5 Yr Dividend Growth: 6.1%

Yield: 3.3%

  • Largest Canadian bank with extensive global operations.
  • Industry-leading dividend yield of ~4%, with a long history of consistent increases.
  • Diversified revenue streams across banking, wealth management, and capital markets.
  • Expanding global presence, particularly in the U.S. and Europe.
  • Significant scale advantages drive profitability and operational efficiency.
  • Strong capital position ensures resilience during economic challenges.
  • Global Expansion: RBC’s international growth strategy offers diversification opportunities.
  • Wealth Management Leadership: Continued growth in this segment drives stable revenue streams.
  • Capital Markets Strength: RBC’s leadership in investment banking supports earnings growth.
  • Digital Innovation: Investments in AI and digital banking keep RBC competitive.
  • Global Exposure Risks: International operations add complexity and exposure to global economic cycles.
  • Regulatory Environment: Stricter banking regulations could increase compliance costs.
  • Market Dependency: RBC’s capital markets revenue is sensitive to global financial conditions.
  • Housing Market Risks: Heavy exposure to Canadian mortgages poses risks during downturns.

Are Canadian banks a good buy now?

Historically there hasn’t really been a “poor” time to buy into these blue-chip big banks or add to your position. Canadian investors witnessed the banks go through a significant bull run in late 2021, primarily because of the rumours of rising interest rates.

We then witnessed them go through one of the harsher drawdowns since the financial crisis as provisions for credit losses spiked, earnings fell, and more uncertainty loomed. So, I guess you could say that near the top in 2021 was a “poor” time to buy them over the short-term, but their rebound in 2024 quickly washed most of the fears away.

Having these stocks in your portfolio has historically provided large-scale benefits. And although nothing is guaranteed in the future, it is a safe bet these institutions will continue to increase profitability.

How safe are Canadian bank stocks?

The highly regulated Canadian banking market creates massive barriers to entry. This is similar to the Canadian telecom sector.

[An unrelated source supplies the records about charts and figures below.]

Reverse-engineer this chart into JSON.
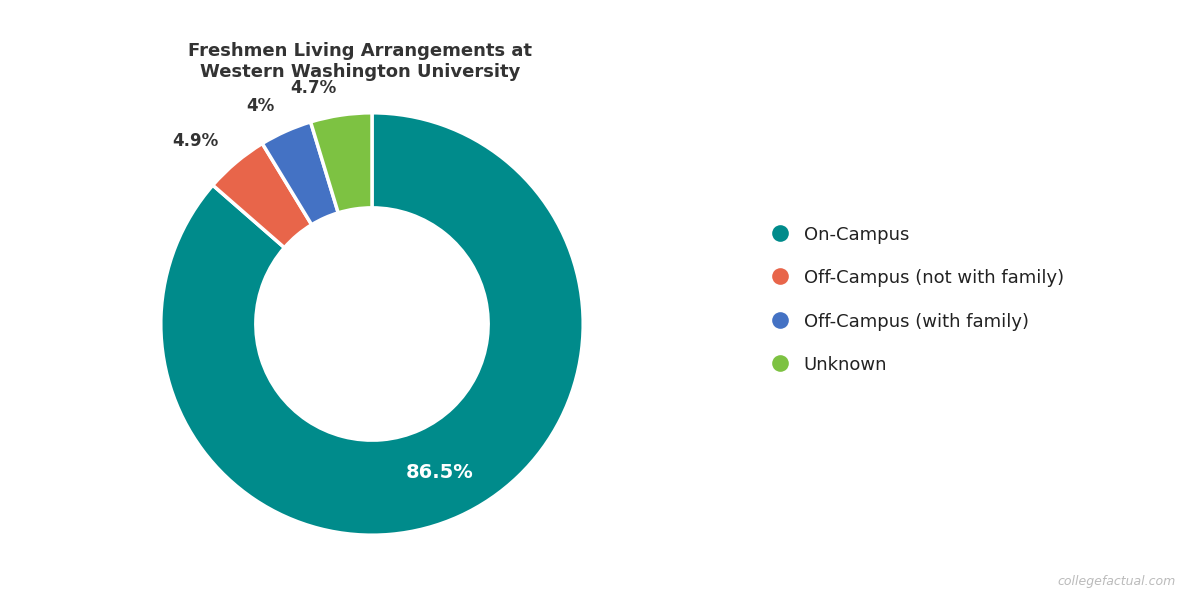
{
  "title": "Freshmen Living Arrangements at\nWestern Washington University",
  "labels": [
    "On-Campus",
    "Off-Campus (not with family)",
    "Off-Campus (with family)",
    "Unknown"
  ],
  "values": [
    86.5,
    4.9,
    4.0,
    4.7
  ],
  "colors": [
    "#008B8B",
    "#E8654A",
    "#4472C4",
    "#7DC242"
  ],
  "pct_labels": [
    "86.5%",
    "4.9%",
    "4%",
    "4.7%"
  ],
  "title_fontsize": 13,
  "label_fontsize": 12,
  "legend_fontsize": 13,
  "watermark": "collegefactual.com",
  "background_color": "#FFFFFF",
  "donut_width": 0.45
}
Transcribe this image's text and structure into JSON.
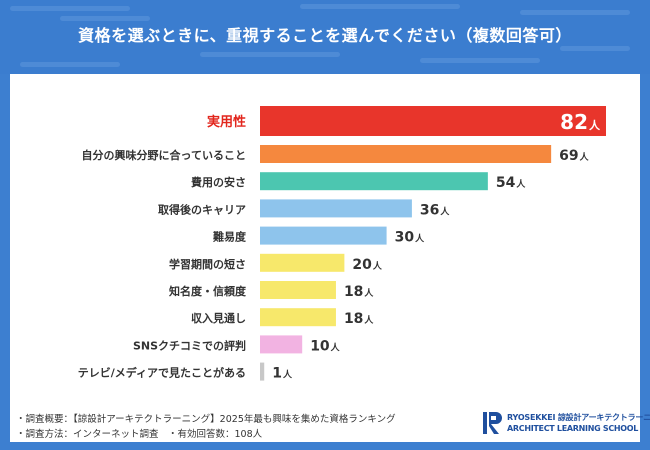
{
  "title": "資格を選ぶときに、重視することを選んでください（複数回答可）",
  "chart_data": {
    "type": "bar",
    "orientation": "horizontal",
    "title": "資格を選ぶときに、重視することを選んでください（複数回答可）",
    "unit": "人",
    "categories": [
      "実用性",
      "自分の興味分野に合っていること",
      "費用の安さ",
      "取得後のキャリア",
      "難易度",
      "学習期間の短さ",
      "知名度・信頼度",
      "収入見通し",
      "SNSクチコミでの評判",
      "テレビ/メディアで見たことがある"
    ],
    "values": [
      82,
      69,
      54,
      36,
      30,
      20,
      18,
      18,
      10,
      1
    ],
    "xlim": [
      0,
      82
    ],
    "highlight_index": 0,
    "colors": [
      "#e8352b",
      "#f5883e",
      "#4cc6b0",
      "#8ec4ec",
      "#8ec4ec",
      "#f7e86b",
      "#f7e86b",
      "#f7e86b",
      "#f2b3e2",
      "#c8c8c8"
    ]
  },
  "footer": {
    "line1": "・調査概要：【諒設計アーキテクトラーニング】2025年最も興味を集めた資格ランキング",
    "line2": "・調査方法：インターネット調査　・有効回答数：108人"
  },
  "logo": {
    "top": "RYOSEKKEI 諒設計アーキテクトラーニング",
    "bottom": "ARCHITECT LEARNING SCHOOL",
    "brand_color": "#1f4f9e"
  }
}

Most importantly, all 6 Big Banks have diversified product bases, including global banking, global wealth management, small business banking, personal banking, consumer and commercial lending, capital markets, and much more. Not only is their client base focused on Canadian consumers, but institutional clients also.

The Big 5 are incredibly important to the economy in Canada, as are some of the smaller regional players, such as the National Bank of Canada (NA) and Canadian Western Bank (CWB). They deal with wealth management for clients, investment banking, mortgages, personal banking, car loans, and so much more. They are vital to a healthy economy.

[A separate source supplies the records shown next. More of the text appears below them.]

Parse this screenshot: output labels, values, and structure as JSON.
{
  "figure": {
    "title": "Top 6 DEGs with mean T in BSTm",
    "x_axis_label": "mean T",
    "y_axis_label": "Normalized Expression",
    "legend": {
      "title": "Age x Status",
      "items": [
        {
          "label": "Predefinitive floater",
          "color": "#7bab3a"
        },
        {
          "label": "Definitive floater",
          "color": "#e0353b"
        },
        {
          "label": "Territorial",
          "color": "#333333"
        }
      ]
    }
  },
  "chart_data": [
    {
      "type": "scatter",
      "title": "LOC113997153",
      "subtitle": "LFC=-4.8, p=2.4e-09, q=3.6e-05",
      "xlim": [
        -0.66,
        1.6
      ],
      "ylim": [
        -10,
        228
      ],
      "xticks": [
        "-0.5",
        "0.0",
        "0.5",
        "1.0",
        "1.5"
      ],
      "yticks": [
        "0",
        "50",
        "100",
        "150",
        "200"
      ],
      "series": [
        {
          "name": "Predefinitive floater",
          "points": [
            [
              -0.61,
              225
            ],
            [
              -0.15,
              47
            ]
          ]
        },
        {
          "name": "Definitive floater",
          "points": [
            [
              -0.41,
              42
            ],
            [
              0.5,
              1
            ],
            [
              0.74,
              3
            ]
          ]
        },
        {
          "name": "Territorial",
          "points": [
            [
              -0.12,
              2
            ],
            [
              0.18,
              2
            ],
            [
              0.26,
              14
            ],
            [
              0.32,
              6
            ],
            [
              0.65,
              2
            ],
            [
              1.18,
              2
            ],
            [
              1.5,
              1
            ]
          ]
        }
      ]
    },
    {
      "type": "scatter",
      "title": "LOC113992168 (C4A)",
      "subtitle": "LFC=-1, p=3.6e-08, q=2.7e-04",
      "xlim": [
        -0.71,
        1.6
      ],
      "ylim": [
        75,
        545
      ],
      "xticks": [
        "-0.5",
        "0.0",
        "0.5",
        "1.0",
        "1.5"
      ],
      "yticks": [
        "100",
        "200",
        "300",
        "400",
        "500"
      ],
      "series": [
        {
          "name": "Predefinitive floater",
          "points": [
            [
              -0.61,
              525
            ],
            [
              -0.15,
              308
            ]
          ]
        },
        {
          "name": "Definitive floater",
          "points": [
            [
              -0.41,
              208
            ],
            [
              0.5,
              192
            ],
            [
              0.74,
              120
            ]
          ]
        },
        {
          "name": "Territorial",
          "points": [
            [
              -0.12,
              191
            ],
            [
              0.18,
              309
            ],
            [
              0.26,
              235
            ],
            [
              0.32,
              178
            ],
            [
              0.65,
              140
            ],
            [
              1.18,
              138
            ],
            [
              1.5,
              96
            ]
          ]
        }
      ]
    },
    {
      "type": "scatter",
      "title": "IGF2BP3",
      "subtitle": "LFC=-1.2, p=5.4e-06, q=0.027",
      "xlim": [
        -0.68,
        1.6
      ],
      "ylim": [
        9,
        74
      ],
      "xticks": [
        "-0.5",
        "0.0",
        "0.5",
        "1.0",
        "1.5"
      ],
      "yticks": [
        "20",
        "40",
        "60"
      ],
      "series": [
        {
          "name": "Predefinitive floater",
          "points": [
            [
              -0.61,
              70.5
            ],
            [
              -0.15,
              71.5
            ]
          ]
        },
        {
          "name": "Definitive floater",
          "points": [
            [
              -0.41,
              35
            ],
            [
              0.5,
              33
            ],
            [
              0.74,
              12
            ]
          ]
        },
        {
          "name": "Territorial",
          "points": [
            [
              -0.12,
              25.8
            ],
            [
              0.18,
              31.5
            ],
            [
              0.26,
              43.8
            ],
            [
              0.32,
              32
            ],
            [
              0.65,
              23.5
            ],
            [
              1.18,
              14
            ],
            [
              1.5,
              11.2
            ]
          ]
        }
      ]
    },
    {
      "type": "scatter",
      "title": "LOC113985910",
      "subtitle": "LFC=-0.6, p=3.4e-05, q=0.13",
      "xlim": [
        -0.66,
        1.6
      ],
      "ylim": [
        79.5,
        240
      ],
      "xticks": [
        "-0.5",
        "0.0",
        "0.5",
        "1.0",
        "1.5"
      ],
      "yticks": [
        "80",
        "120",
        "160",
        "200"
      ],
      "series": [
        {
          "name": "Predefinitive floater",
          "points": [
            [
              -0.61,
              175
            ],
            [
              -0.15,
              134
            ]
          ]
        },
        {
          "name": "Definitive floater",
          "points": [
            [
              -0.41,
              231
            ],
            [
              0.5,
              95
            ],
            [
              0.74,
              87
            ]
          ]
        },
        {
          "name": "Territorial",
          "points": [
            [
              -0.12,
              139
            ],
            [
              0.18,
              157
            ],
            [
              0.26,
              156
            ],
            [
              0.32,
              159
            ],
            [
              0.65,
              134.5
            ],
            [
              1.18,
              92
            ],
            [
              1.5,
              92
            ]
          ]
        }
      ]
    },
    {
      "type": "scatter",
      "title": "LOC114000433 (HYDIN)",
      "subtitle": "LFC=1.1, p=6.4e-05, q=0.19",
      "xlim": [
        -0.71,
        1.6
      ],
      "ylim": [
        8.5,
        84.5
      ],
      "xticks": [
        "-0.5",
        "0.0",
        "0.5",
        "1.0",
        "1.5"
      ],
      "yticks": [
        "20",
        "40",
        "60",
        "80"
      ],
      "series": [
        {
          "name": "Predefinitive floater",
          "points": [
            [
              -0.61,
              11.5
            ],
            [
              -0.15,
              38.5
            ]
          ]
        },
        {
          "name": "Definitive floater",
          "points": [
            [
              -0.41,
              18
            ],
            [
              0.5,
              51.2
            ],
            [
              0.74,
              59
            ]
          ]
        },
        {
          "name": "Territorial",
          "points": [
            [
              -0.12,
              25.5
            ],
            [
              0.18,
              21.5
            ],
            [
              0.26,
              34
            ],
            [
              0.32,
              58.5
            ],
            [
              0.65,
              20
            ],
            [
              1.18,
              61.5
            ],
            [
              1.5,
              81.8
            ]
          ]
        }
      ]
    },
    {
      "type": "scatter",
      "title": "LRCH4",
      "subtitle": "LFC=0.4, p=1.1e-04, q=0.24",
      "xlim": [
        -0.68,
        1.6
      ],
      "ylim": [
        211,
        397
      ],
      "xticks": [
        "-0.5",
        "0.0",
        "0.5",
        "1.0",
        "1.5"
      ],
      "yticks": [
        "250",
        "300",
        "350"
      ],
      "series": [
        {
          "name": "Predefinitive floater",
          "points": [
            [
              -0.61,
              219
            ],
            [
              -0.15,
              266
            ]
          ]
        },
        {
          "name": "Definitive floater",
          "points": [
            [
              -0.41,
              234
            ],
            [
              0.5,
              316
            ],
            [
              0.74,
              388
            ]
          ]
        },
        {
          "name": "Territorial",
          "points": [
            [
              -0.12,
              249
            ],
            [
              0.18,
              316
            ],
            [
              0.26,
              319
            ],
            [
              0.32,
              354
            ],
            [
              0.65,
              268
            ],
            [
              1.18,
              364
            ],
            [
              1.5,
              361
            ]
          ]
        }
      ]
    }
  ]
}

A Canadian bank stock can be a cornerstone of one’s portfolio, is low-risk, and provides growth and a steady income to increase your net worth over time.

After weathering the financial crisis better than most all world banks, the banks in Canada were also among the first to reinstate a rising dividend during the COVID-19 pandemic. In fact, the Bank of Montreal has one of the longest consecutive dividend payment streaks in the country, paying dividends since the early 1800s.

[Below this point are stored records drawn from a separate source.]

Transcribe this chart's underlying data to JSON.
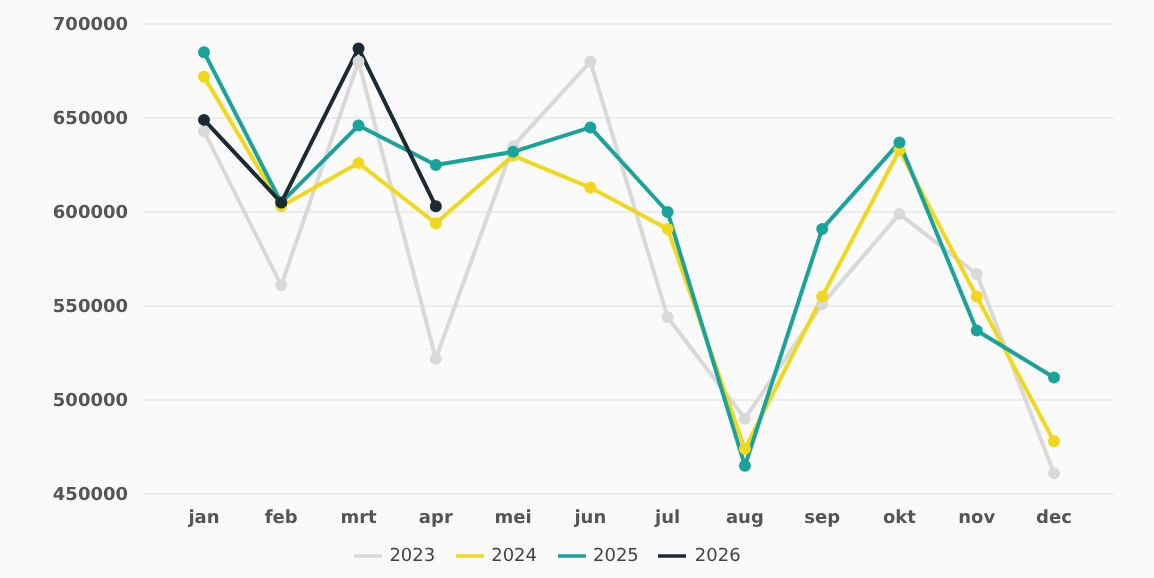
{
  "chart_data": {
    "type": "line",
    "categories": [
      "jan",
      "feb",
      "mrt",
      "apr",
      "mei",
      "jun",
      "jul",
      "aug",
      "sep",
      "okt",
      "nov",
      "dec"
    ],
    "series": [
      {
        "name": "2023",
        "color": "#d9d9d9",
        "values": [
          643000,
          561000,
          680000,
          522000,
          635000,
          680000,
          544000,
          490000,
          551000,
          599000,
          567000,
          461000
        ]
      },
      {
        "name": "2024",
        "color": "#f2d81c",
        "values": [
          672000,
          603000,
          626000,
          594000,
          630000,
          613000,
          591000,
          474000,
          555000,
          633000,
          555000,
          478000
        ]
      },
      {
        "name": "2025",
        "color": "#1aa39a",
        "values": [
          685000,
          605000,
          646000,
          625000,
          632000,
          645000,
          600000,
          465000,
          591000,
          637000,
          537000,
          512000
        ]
      },
      {
        "name": "2026",
        "color": "#1b2a33",
        "values": [
          649000,
          605000,
          687000,
          603000,
          null,
          null,
          null,
          null,
          null,
          null,
          null,
          null
        ]
      }
    ],
    "ylim": [
      450000,
      700000
    ],
    "yticks": [
      450000,
      500000,
      550000,
      600000,
      650000,
      700000
    ],
    "grid": "y",
    "legend": "bottom",
    "marker": "circle",
    "line_style": "solid"
  }
}
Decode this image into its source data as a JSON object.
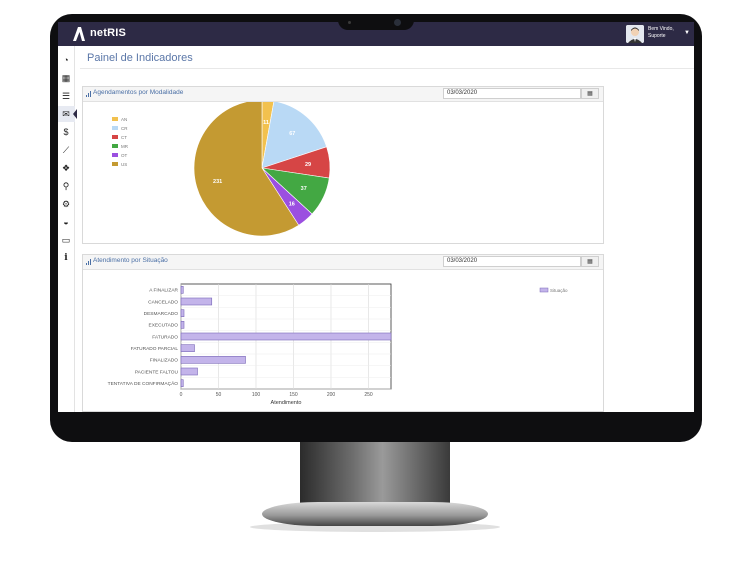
{
  "app": {
    "name": "netRIS"
  },
  "user": {
    "greeting": "Bem Vindo,",
    "name": "Suporte"
  },
  "sidebar": {
    "items": [
      {
        "icon": "dashboard-icon",
        "glyph": "◔"
      },
      {
        "icon": "calendar-icon",
        "glyph": "▦"
      },
      {
        "icon": "list-icon",
        "glyph": "☰"
      },
      {
        "icon": "envelope-icon",
        "glyph": "✉"
      },
      {
        "icon": "dollar-icon",
        "glyph": "$"
      },
      {
        "icon": "line-chart-icon",
        "glyph": "⟋"
      },
      {
        "icon": "cubes-icon",
        "glyph": "❖"
      },
      {
        "icon": "search-icon",
        "glyph": "⚲"
      },
      {
        "icon": "cogs-icon",
        "glyph": "⚙"
      },
      {
        "icon": "tachometer-icon",
        "glyph": "◒"
      },
      {
        "icon": "monitor-icon",
        "glyph": "▭"
      },
      {
        "icon": "info-icon",
        "glyph": "i"
      }
    ]
  },
  "page": {
    "title": "Painel de Indicadores"
  },
  "panels": {
    "modalidade": {
      "title": "Agendamentos por Modalidade",
      "date": "03/03/2020"
    },
    "situacao": {
      "title": "Atendimento por Situação",
      "date": "03/03/2020"
    }
  },
  "colors": {
    "topbar": "#2d2a45",
    "bar_fill": "#c3b4ea",
    "bar_stroke": "#7a68b8"
  },
  "chart_data": [
    {
      "type": "pie",
      "title": "Agendamentos por Modalidade",
      "legend_position": "top-left",
      "slices": [
        {
          "label": "AN",
          "value": 11,
          "color": "#f2c14e"
        },
        {
          "label": "CR",
          "value": 67,
          "color": "#b9d9f5"
        },
        {
          "label": "CT",
          "value": 29,
          "color": "#d64545"
        },
        {
          "label": "MR",
          "value": 37,
          "color": "#43a843"
        },
        {
          "label": "OT",
          "value": 16,
          "color": "#9b4fe0"
        },
        {
          "label": "US",
          "value": 231,
          "color": "#c49a32"
        }
      ]
    },
    {
      "type": "bar",
      "orientation": "horizontal",
      "title": "Atendimento por Situação",
      "xlabel": "Atendimento",
      "xlim": [
        0,
        280
      ],
      "xticks": [
        0,
        50,
        100,
        150,
        200,
        250
      ],
      "grid": true,
      "legend_position": "top-right",
      "series": [
        {
          "name": "Situação",
          "values": [
            3,
            41,
            4,
            4,
            280,
            18,
            86,
            22,
            3
          ]
        }
      ],
      "categories": [
        "A FINALIZAR",
        "CANCELADO",
        "DESMARCADO",
        "EXECUTADO",
        "FATURADO",
        "FATURADO PARCIAL",
        "FINALIZADO",
        "PACIENTE FALTOU",
        "TENTATIVA DE CONFIRMAÇÃO"
      ]
    }
  ]
}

Is there an ETF for Canadian bank stocks?

There are a wide variety of ETFs for Canadian bank stocks. If you’re looking for a traditional ETF that holds the Big 6 banks, look at the BMO Equal Weight Banks ETF (ZEB.TO) or Hamilton’s Equal Weight Banking ETF (HEB.TO)

However, if you want an ETF that can provide you with a bit more yield, look to Canadian bank ETFs like BMO Covered Call Canadian Banks ETF (ZWB.TO) or even Canadian Banc Corp (BK.TO).

Which Canadian bank stock pays the highest dividend?

At this point in time, Scotiabank is the highest yielding Canadian bank stock. This title used to be routinely held by Canadian Imperial Bank of Commerce, however due to some significant struggles by Bank of Nova Scotia over the years its price has fallen to the point where it is the highest yielding bank stock.

It is also important to note that TD Bank’s drawdown over the years due to anti-money laundering issues is also resulting in its yield being much higher than historical averages.